At one stage, the crowd almost turned rowdy when the police prevented them from going into the mortuary all at once to view the bodies, but order was quickly restored.

Dismembered bodies were strewn on the floor of the morgue with doctors saying it will take time before reconstruction (of the parts) is completed.

“We will need the families of the victims to assist us in piecing together the parts in the reconstruction process. It is a tough call,” Dr Koech said.

There was concern that the families were allowed to move the bodies before a postmortem is conducted to establish the cause of death.

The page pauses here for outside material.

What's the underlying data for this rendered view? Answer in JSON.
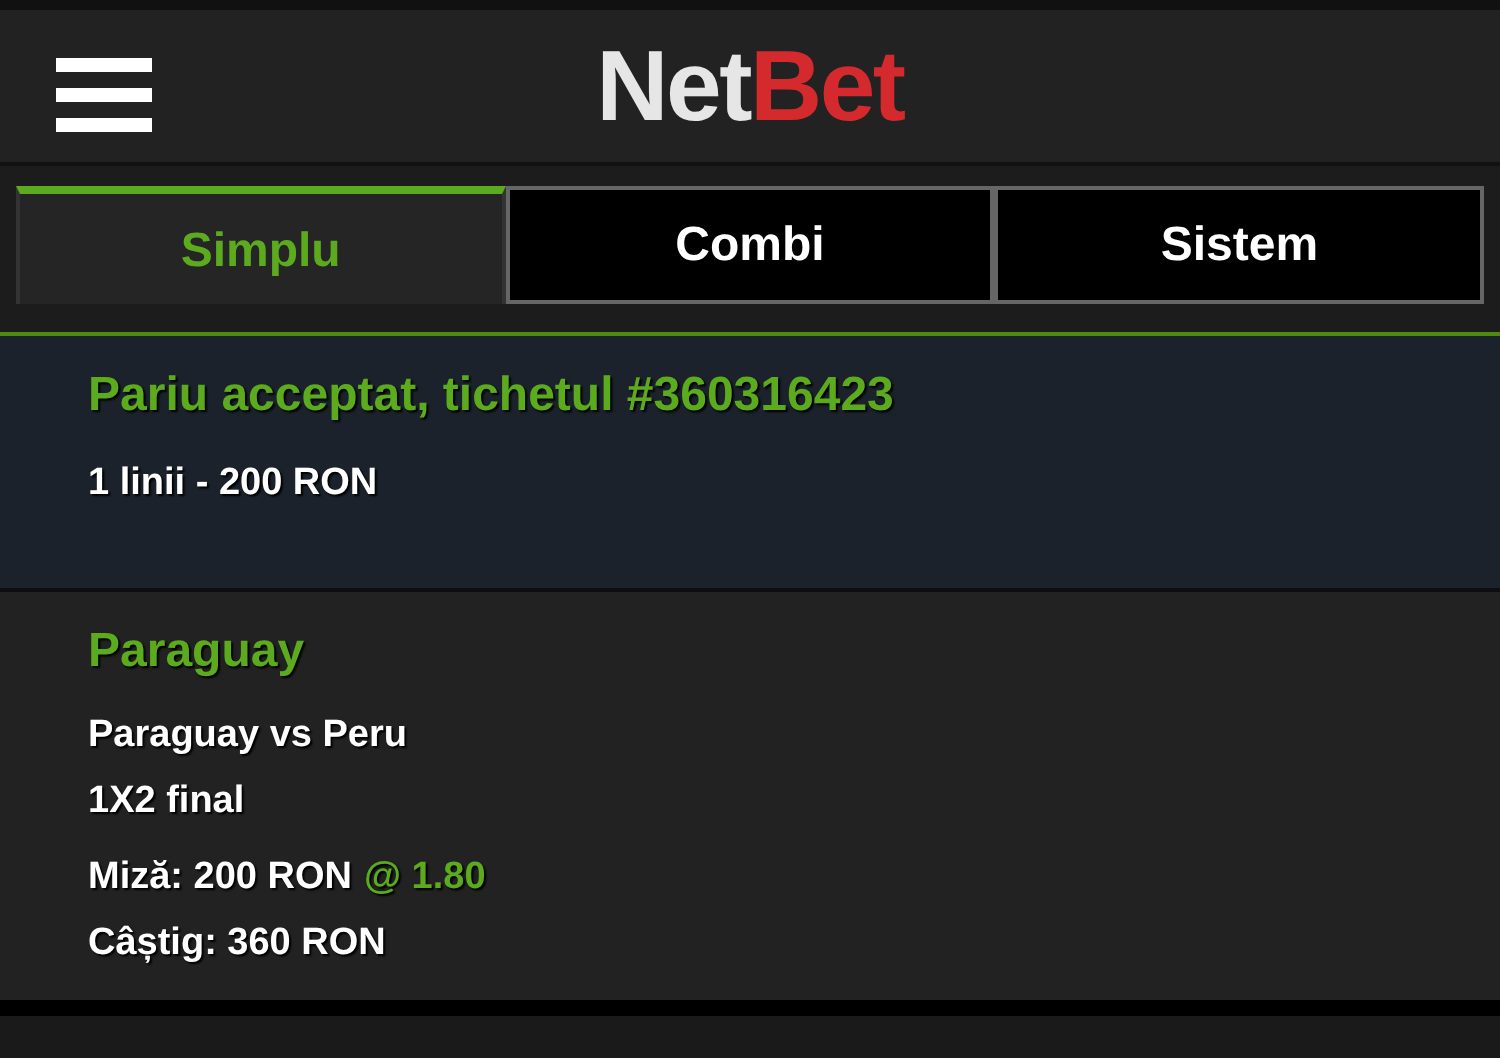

Dr Erick Mutai, the Kericho Governor said the county was in dire need of a pathologist as the ones who conduct the examinations on the victims are from Nakuru county.

Very traumatising

“Apart from a pathologist, there is a need to increase the number of counselors to assist the affected families to come to terms with the reality of losing their loved ones,” Dr Mutai said.

“Seeing the bodies the way they are is very traumatising for all of us due to the state and the high number of the victims,” Mr Peter Mungai, who lost a relative in the accident, said.

Mr Erick Bett, whose younger brother Dennis Bett, a boda boda rider succumbed to injuries while being rushed to hospital for treatment said the high number of casualties was in itself traumatizing to the families and the residents.

“Some of the people who came here have unfortunately been unable to identify the bodies of their relatives and have been forced to travel to hospitals in Kericho and Nakuru counties to search among the survivors,” Mr Bett said, adding that he had identified his brother’s body.